Shares of Raymond have slumped 49 per cent so far in 2020. Retail investors raised stake in this diversified firm by 7.63 percentage points to 25.31 per cent from 17.1 per cent. The Raymond group operates across segments such as FMCG, engineering and prophylactics besides in textile and apparel.

“This year was a total washout. I don’t think we will meet FY20 levels, but going forward, a lot of companies have reshaped themselves. They have set new benchmarks and there is a lot of opportunities for the companies that survived this pandemic. They will come out much stronger,” Raymond’s Chairman and Managing Director Gautam Hari Singhania told PTI earlier this month.

Equitas Holdings declined 38 per cent year to date, as SME/MFI businesses faced various challenges at the operating levels in the wake of the Covid pandemic. The stock has recovered strongly in the last two months on faster-than-expected recovery in business.

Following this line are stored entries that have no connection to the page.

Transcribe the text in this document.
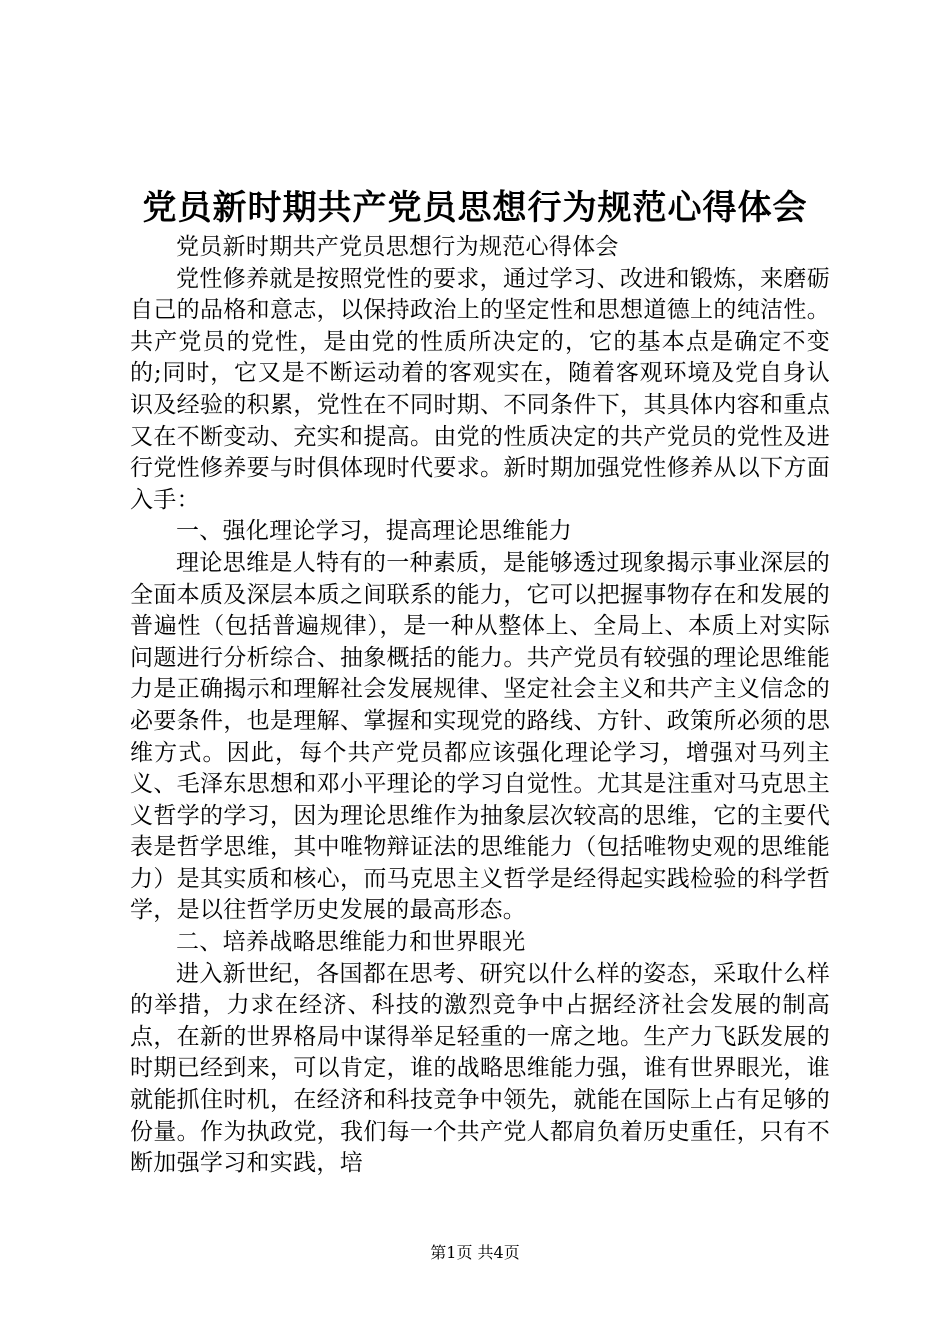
党员新时期共产党员思想行为规范心得体会

党员新时期共产党员思想行为规范心得体会

党性修养就是按照党性的要求，通过学习、改进和锻炼，来磨砺自己的品格和意志，以保持政治上的坚定性和思想道德上的纯洁性。共产党员的党性，是由党的性质所决定的，它的基本点是确定不变的;同时，它又是不断运动着的客观实在，随着客观环境及党自身认识及经验的积累，党性在不同时期、不同条件下，其具体内容和重点又在不断变动、充实和提高。由党的性质决定的共产党员的党性及进行党性修养要与时俱体现时代要求。新时期加强党性修养从以下方面入手：

一、强化理论学习，提高理论思维能力

理论思维是人特有的一种素质，是能够透过现象揭示事业深层的全面本质及深层本质之间联系的能力，它可以把握事物存在和发展的普遍性（包括普遍规律），是一种从整体上、全局上、本质上对实际问题进行分析综合、抽象概括的能力。共产党员有较强的理论思维能力是正确揭示和理解社会发展规律、坚定社会主义和共产主义信念的必要条件，也是理解、掌握和实现党的路线、方针、政策所必须的思维方式。因此，每个共产党员都应该强化理论学习，增强对马列主义、毛泽东思想和邓小平理论的学习自觉性。尤其是注重对马克思主义哲学的学习，因为理论思维作为抽象层次较高的思维，它的主要代表是哲学思维，其中唯物辩证法的思维能力（包括唯物史观的思维能力）是其实质和核心，而马克思主义哲学是经得起实践检验的科学哲学，是以往哲学历史发展的最高形态。

二、培养战略思维能力和世界眼光

进入新世纪，各国都在思考、研究以什么样的姿态，采取什么样的举措，力求在经济、科技的激烈竞争中占据经济社会发展的制高点，在新的世界格局中谋得举足轻重的一席之地。生产力飞跃发展的时期已经到来，可以肯定，谁的战略思维能力强，谁有世界眼光，谁就能抓住时机，在经济和科技竞争中领先，就能在国际上占有足够的份量。作为执政党，我们每一个共产党人都肩负着历史重任，只有不断加强学习和实践，培

第1页 共4页
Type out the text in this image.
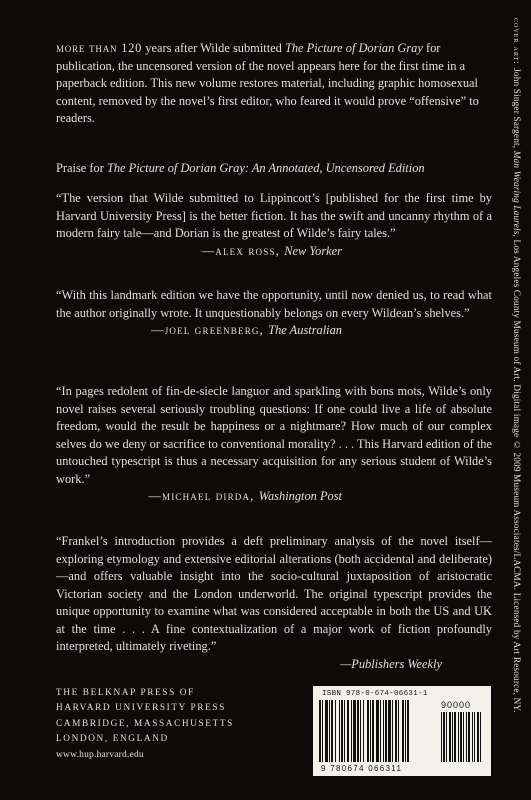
more than 120 years after Wilde submitted The Picture of Dorian Gray for publication, the uncensored version of the novel appears here for the first time in a paperback edition. This new volume restores material, including graphic homosexual content, removed by the novel’s first editor, who feared it would prove “offensive” to readers.
Praise for The Picture of Dorian Gray: An Annotated, Uncensored Edition
“The version that Wilde submitted to Lippincott’s [published for the first time by Harvard University Press] is the better fiction. It has the swift and uncanny rhythm of a modern fairy tale—and Dorian is the greatest of Wilde’s fairy tales.”
—alex ross, New Yorker
“With this landmark edition we have the opportunity, until now denied us, to read what the author originally wrote. It unquestionably belongs on every Wildean’s shelves.”
—joel greenberg, The Australian
“In pages redolent of fin-de-siecle languor and sparkling with bons mots, Wilde’s only novel raises several seriously troubling questions: If one could live a life of absolute freedom, would the result be happiness or a nightmare? How much of our complex selves do we deny or sacrifice to conventional morality? . . . This Harvard edition of the untouched typescript is thus a necessary acquisition for any serious student of Wilde’s work.”
—michael dirda, Washington Post
“Frankel’s introduction provides a deft preliminary analysis of the novel itself—exploring etymology and extensive editorial alterations (both accidental and deliberate)—and offers valuable insight into the socio-cultural juxtaposition of aristocratic Victorian society and the London underworld. The original typescript provides the unique opportunity to examine what was considered acceptable in both the US and UK at the time . . . A fine contextualization of a major work of fiction profoundly interpreted, ultimately riveting.”
—Publishers Weekly
THE BELKNAP PRESS OF
HARVARD UNIVERSITY PRESS
CAMBRIDGE, MASSACHUSETTS
LONDON, ENGLAND
www.hup.harvard.edu
ISBN 978-0-674-06631-1
90000
9 780674 066311
cover art: John Singer Sargent, Man Wearing Laurels, Los Angeles County Museum of Art. Digital image © 2009 Museum Associates/LACMA. Licensed by Art Resource, NY.
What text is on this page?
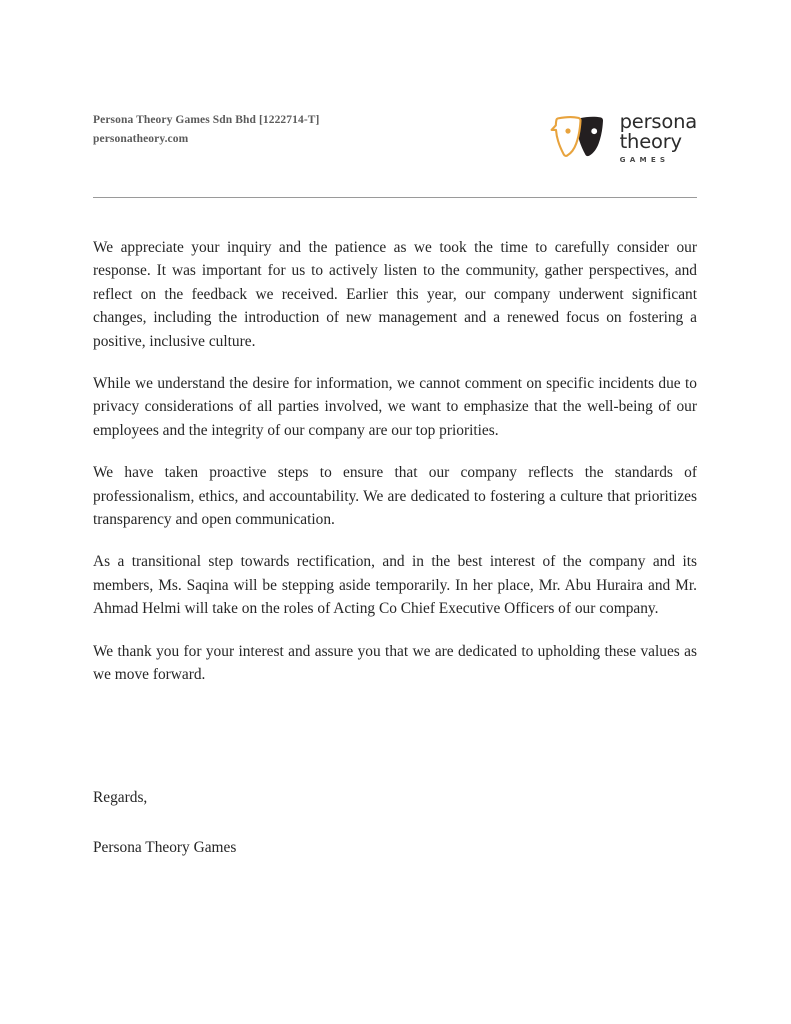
Persona Theory Games Sdn Bhd [1222714-T]
personatheory.com
persona
theory
GAMES

We appreciate your inquiry and the patience as we took the time to carefully consider our response. It was important for us to actively listen to the community, gather perspectives, and reflect on the feedback we received. Earlier this year, our company underwent significant changes, including the introduction of new management and a renewed focus on fostering a positive, inclusive culture.

While we understand the desire for information, we cannot comment on specific incidents due to privacy considerations of all parties involved, we want to emphasize that the well-being of our employees and the integrity of our company are our top priorities.

We have taken proactive steps to ensure that our company reflects the standards of professionalism, ethics, and accountability. We are dedicated to fostering a culture that prioritizes transparency and open communication.

As a transitional step towards rectification, and in the best interest of the company and its members, Ms. Saqina will be stepping aside temporarily. In her place, Mr. Abu Huraira and Mr. Ahmad Helmi will take on the roles of Acting Co Chief Executive Officers of our company.

We thank you for your interest and assure you that we are dedicated to upholding these values as we move forward.

Regards,

Persona Theory Games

Indiabulls Housing Finance (down 35 per cent), Chennai Petroleum Corporation (down 16 per cent) and The South Indian Bank (down 11 per cent) are three other biggest retail bets that failed to deliver for the year. Two stocks — NCC and PTC India — delivered 3 per cent each, while Laurus Labs delivered a solid 384 per cent return.

Analysts are mixed on Indiabulls Housing Finance. The company has lost mortgage market share in last one year. The housing finance company had a 2.2 per cent market share as of September 2020 compared with 3.7 per cent held in the year-ago quarter. The scrip had one ‘buy’, one ‘underperform’ and one ‘hold’ ratings on the publicly available Reuters Eikon database as of Friday.

South Indian Bank had four ‘buy’, one ‘outperform’, two ‘hold’, one ‘underperform’ and one ‘sell’ rating on the same database. CPCL had one ‘buy’ and one ‘outperform’ ratings.

NCC, meanwhile, has seen robust order flows so far in FY21, surpassing its annual guidance of Rs 10,000 crore. Its standalone order backlog stood at Rs 28,000 crore in September while the current unadjusted backlog stood at Rs 32,800 crore, 4.7 times the trailing 12-month revenues. Recovery of past dues is seen as a key trigger for the stock. PTC India has one ‘buy’ and one ‘outperform’ ratings, as per the Reuters database.

Analysts remain positive on Laurus Labs on superior execution in the antiretrovirals segment, strong chemistry skill set in the contract development and manufacturing business, the addition of new molecules in the API segment and cost efficiencies. Retail holding in this stock stood at 15.89 per cent at the end of September against 6.37 per cent as of December 31.